Buckraking is the practice whereby a journalist is paid to speak to a business or right-wing group for large sums of money, and buckraking is a serious offense (it's also apparently against NBC's corporate policy). James Fallows wrote about it in his important book Breaking the News, but it became a mini-scandal during the Enron episode. To his credit, Howard Kurtz wrote about the practice.

I've been critical of journalistic buckraking since the mid-1990s, when I wrote about a $30,000 speech that Sam Donaldson had given to an insurance group. The gilded trail of corporate honoraria quickly led to such luminaries as David Brinkley, Robert Novak, David Gergen, Cokie Roberts, Christopher Matthews, Larry King, Mark Shields, Fred Barnes, George Will and Michael Kinsley, who memorably said: "I didn't do it for years, but it became more socially acceptable." King likened it to "white-collar crime." Many refused to discuss it on grounds they weren't public officials.


White collar crime? Yech, that's pretty bad. Kurtz goes on.

The issue began to fade as a number of news organizations, including ABC and NBC, banned the practice.

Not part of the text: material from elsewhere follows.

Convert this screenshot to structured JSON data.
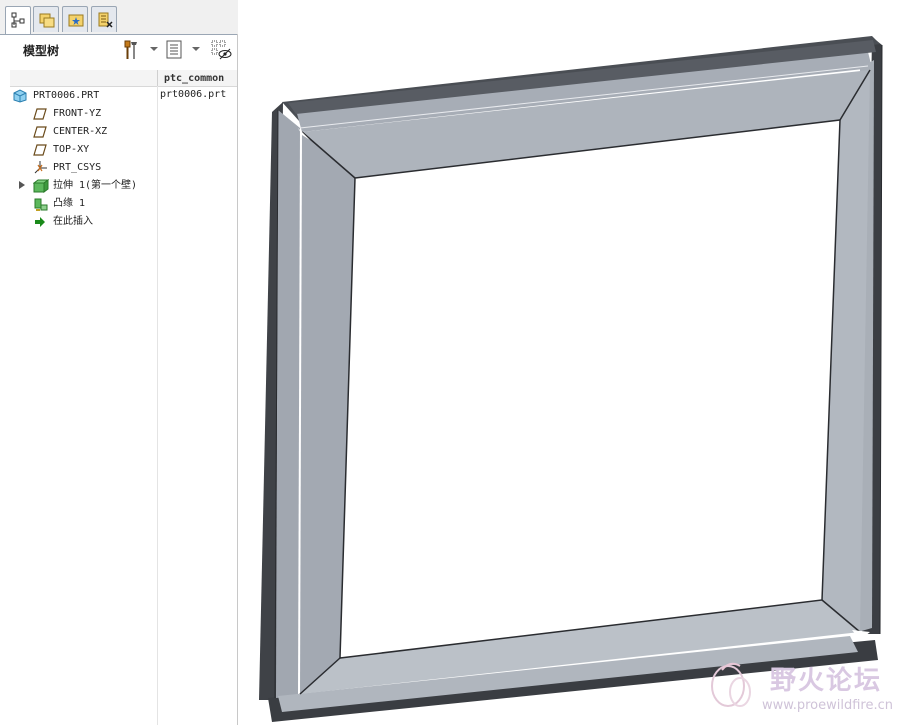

Did Miklaszewski break company policy by accepting this speaking fee? It certainly would seem he did (he's listed as a speaker for hire on speaker provider Barber and Associates' web site). Chris Matthews fell into a bit of hot water last year for apparently accepting speaking fees from special interest corporate groups, and Rick Kaplan, then MSNBC's President, made it clear that the policy for news anchors at NBC was that buckraking would result in firing.